De advocaat-werkgever die in een ontslagzaak aanvoerde dat een secretaresse ‘ordinaire pornografische e-mails’ in haar zakelijke inbox had staan – toegezonden door een man met wie ze een buitenechtelijke relatie onderhield – heeft weliswaar onhandig en onbetamelijk geopereerd, maar dat is volgens het Hof van Discipline geen aanleiding voor een maatregel, mede omdat de advocaat-werkgever geen tuchtrechtelijk verleden heeft.
De advocaat-werkgever van Ambags advocaten start in mei 2015 een ontslagprocedure tegen de secretaresse ‘om bedrijfseconomische redenen’. De vrouw heeft bijna tien jaar bij het kantoor gewerkt, langer dan haar collega-secretaresse op kantoor. Ze verzet zich bij het UWV tegen het afwijken van het afspiegelingsbeginsel.
Daarop besluit de advocaat enkele pornografische e-mails uit 2012 en 2013 in te brengen in de UWV-procedure. Die mails had de secretaresse ontvangen op haar zakelijke mailadres. Ze werden ontdekt toen ze wegens ziekte afwezig was, en haar inbox werd bekeken door de kantoormanager.
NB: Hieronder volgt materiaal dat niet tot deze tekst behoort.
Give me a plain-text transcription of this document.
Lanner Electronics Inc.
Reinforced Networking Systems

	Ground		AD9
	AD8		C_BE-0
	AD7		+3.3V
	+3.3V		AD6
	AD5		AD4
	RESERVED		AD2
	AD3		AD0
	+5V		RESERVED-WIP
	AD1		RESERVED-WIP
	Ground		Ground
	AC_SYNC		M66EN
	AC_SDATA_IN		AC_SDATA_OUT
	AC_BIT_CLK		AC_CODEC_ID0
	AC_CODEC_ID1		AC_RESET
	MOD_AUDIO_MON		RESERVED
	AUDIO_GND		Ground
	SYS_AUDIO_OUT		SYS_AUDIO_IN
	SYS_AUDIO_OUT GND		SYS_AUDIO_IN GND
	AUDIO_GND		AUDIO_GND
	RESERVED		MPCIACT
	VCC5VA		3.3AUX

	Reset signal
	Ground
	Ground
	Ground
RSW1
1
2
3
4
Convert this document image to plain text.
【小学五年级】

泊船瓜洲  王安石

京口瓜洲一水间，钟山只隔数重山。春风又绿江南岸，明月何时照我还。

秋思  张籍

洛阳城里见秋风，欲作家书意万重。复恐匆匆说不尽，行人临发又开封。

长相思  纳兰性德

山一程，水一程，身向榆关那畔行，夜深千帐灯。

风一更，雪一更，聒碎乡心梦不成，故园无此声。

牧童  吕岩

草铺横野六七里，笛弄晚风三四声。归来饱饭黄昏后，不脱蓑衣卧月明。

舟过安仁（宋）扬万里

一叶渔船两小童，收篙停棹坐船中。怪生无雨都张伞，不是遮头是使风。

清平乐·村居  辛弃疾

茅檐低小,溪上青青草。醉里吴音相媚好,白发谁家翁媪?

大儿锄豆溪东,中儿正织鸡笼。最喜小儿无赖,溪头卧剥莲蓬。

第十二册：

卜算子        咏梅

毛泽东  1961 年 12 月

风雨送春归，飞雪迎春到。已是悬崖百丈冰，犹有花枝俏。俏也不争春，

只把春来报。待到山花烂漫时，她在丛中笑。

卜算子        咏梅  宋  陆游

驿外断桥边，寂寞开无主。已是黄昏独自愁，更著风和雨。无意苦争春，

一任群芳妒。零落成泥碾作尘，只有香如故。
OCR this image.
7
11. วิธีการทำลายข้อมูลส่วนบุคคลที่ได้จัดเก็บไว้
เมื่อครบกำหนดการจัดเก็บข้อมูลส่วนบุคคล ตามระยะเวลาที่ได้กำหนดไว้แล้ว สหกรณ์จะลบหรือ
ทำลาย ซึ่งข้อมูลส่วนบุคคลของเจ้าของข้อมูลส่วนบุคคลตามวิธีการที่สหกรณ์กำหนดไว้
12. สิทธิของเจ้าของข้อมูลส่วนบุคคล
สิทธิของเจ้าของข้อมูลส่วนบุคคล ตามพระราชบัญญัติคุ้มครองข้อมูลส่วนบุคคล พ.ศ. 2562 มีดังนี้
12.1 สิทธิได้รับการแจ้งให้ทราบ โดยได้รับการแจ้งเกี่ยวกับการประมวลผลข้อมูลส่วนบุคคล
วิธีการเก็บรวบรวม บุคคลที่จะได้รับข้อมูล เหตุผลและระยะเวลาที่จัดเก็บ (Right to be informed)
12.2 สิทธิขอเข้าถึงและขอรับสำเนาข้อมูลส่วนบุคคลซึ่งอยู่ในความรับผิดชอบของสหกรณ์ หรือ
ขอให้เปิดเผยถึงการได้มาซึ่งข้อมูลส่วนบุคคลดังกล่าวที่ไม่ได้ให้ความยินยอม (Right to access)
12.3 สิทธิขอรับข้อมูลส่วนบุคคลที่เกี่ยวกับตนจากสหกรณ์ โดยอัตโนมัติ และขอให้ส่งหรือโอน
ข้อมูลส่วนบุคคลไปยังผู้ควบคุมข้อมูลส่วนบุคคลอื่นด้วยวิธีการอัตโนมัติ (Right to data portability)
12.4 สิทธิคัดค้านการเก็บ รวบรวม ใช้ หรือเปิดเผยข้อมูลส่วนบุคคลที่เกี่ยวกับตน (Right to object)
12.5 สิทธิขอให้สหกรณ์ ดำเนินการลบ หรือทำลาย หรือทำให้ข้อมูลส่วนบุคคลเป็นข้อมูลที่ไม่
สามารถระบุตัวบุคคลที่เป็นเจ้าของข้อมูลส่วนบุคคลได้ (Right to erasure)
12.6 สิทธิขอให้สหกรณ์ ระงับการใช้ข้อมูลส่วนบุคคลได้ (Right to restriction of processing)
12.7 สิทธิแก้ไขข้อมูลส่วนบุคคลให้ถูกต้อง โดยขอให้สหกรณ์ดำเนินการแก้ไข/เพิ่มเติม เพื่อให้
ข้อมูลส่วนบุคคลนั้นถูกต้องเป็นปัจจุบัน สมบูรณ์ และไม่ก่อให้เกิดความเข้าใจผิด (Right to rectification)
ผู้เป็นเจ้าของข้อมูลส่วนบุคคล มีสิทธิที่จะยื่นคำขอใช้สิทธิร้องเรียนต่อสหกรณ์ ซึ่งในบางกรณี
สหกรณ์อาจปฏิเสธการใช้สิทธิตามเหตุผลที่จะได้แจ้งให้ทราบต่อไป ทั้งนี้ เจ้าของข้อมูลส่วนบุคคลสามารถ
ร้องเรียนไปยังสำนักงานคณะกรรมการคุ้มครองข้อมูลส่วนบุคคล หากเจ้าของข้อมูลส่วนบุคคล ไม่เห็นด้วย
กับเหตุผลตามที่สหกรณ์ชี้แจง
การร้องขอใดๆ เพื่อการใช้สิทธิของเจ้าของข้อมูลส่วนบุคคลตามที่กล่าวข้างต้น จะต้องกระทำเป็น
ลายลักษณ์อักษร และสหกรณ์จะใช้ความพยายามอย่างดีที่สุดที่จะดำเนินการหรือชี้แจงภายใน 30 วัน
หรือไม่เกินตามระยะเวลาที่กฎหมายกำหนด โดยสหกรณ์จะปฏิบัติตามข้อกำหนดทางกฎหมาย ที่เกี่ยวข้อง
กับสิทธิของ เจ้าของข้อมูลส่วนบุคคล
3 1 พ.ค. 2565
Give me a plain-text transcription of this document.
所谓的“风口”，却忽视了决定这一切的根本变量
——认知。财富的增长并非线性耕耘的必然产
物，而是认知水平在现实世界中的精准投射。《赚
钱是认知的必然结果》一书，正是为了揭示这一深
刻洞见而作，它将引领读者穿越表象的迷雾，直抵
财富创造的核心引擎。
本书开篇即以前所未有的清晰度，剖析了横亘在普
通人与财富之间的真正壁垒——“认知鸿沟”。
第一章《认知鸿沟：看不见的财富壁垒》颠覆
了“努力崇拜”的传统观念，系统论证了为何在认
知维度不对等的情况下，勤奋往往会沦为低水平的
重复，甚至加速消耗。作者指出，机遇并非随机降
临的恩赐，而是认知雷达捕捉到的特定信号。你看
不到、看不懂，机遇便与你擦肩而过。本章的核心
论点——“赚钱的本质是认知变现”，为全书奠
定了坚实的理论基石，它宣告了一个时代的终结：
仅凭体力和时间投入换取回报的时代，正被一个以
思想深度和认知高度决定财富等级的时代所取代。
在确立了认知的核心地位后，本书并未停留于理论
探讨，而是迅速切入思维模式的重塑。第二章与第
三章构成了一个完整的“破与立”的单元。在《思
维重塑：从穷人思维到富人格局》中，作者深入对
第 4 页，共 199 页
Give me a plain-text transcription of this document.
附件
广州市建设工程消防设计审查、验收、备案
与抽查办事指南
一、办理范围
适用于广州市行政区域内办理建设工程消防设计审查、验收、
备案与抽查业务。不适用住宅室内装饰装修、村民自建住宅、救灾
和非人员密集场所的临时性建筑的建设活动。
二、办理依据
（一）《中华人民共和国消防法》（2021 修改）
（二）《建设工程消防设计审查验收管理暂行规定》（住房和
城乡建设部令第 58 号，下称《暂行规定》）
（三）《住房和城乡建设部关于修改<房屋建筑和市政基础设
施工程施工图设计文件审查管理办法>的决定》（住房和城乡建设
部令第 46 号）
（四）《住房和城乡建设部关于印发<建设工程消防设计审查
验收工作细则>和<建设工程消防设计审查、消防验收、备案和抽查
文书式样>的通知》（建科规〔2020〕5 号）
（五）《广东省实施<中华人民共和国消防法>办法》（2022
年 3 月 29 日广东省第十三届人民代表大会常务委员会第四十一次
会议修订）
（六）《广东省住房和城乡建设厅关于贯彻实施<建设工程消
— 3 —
Zelf heeft de secretaresse voor zover bekend geen pornografische e-mails verzonden.
Eerder heeft de advocaat-werkgever tegen de raadsman van de secretaresse gezegd dat hij bereid af te zien van het inbrengen van de pornografische e-mails, maar dan moest de secretaresse wel zonder verder morren akkoord gaan met de beëindiging van haar dienstverband. De Raad van Discipline ordeelde daarom dat de advocaat-werkgever ‘op oneigenlijke gronden’ geprobeerd heeft een ontslagregeling te treffen. Daarbij waren ‘de e-mailberichten op dat moment reeds enkele jaren geleden ontvangen en de affaire was op dat moment al lang geëindigd. Bij ontdekking van de e-mailberichten heeft verweerder daaraan voorts geen arbeidsrechtelijke consequenties verbonden’. Een en ander leidt tot een berisping en een kostenveroordeling à 1000 euro.
Het Hof van Discipline stelt nu ook vast dat de advocaat-werkgever onbetamelijk heeft gehandeld, maar vindt een maatregel niet nodig. ‘Het hof heeft echter ook de overtuiging bekomen dat verweerder eerder onhandig heeft geopereerd in een delicate kwestie die hem tegen de borst stuitte, dan dat hij heeft beoogd ongeoorloofde druk op H uit te oefenen. Nu de klacht weliswaar gegrond is, maar geen maatregel zal worden opgelegd, dient een kostenveroordeling zoals omschreven in artikel 48 lid 6 Advocatenwet, in hoger beroep van overeenkomstige toepassing krachtens artikel 57 lid 2 Advocatenwet, achterwege te blijven,’ aldus het hof.